All of New York is asking this question, three days after an unidentified hero jumped onto the subway tracks saving the life of a young woman. Looking for a guardian angel may be harder than you think. They appear just in the nick of time and then disappear just as quickly. The reassurung thing is to know that they are real and are here to watch over us. There are numerous accounts of missionaries about to be attacked by angry villagers only to turn and run. When asked why, they said because of the large glowing men standing all around their hut. Evangelist John Westly reported in his journal several instances of guardian angels walking on either side of him while moving through an angry mob. I fell out of the back of a truck going 65 mph down the highway only to find myself landing perfectly in an innertube that had fallen out with me. I slid down the road 50 or 60 yards before the innertube went flat and I walked away without a scratch.

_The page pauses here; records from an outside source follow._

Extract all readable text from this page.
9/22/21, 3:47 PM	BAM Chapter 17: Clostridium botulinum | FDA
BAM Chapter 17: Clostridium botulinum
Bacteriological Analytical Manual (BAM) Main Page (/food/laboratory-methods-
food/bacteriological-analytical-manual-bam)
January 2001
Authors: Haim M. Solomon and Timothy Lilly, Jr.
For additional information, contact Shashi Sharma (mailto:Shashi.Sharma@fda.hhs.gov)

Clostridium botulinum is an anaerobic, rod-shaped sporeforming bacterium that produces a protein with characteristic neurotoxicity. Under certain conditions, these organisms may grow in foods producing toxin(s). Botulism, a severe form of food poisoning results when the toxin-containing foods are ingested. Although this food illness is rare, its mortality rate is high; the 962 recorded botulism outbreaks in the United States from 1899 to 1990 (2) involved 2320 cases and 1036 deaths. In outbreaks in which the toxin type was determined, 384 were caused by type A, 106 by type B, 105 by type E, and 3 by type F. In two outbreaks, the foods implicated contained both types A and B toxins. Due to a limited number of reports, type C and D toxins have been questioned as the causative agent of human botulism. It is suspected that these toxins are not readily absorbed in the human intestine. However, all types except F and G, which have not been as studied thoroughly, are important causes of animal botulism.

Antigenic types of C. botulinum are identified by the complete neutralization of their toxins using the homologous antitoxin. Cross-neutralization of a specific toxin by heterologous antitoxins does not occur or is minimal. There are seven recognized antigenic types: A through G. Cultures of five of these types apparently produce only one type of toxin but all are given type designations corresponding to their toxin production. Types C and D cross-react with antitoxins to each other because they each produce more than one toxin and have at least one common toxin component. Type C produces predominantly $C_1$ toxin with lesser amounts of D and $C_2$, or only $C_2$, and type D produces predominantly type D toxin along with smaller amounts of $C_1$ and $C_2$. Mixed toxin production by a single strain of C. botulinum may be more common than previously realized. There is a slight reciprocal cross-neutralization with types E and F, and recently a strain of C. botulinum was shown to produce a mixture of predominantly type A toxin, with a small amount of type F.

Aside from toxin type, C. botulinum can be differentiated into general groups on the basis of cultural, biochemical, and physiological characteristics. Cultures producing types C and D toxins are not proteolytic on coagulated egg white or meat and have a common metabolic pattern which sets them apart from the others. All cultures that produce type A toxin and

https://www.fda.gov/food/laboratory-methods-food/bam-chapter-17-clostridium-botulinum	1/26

I felt my guardian angels hands guiding me safely until we stopped. The driver and other passengers were completely amazed. Hebrews 13:2 "Be not forgetful to entertain strangers: for thereby some have entertained angels unawares."
Photographer Jessica Oshita, 26, was on her way home to Brooklyn on Monday night when she cut her foot entering Union Square station. She walked to the platform, then fainted, falling onto the tracks. A man witnesses describe only as a black male jumped down and attempted to lift Oshita, but the approaching L train thwarted his efforts.
One witness told the New York Times that the station was in a panic, with people screaming and crying. The mystery man placed Oshita into the trough between the train rails, then jumped back up to the platform.
Five cars passed over Oshita before the train stopped. Police and firefighters rushed in while Oshita’s unknown savior left. Media outlets and blogs around the Big Apple are buzzing, wondering who the Good Samaritan is and whether they can entice him to come forward. The New York Daily News asks readers "Are you the hero? We want to hear your story," while Manhattan news service DNAinfo.com wonders "Subway Superman, Where Are You?" Oshita, who was taken to Bellevue Hospital, remembers nothing of the incident, though according to media reports would like to thank the man her mother calls a "guardian angel."
She sustained minor injuries and may be released as soon as today. Meanwhile, her rescuer travels the New York streets unrecognized, but very much a wanted man.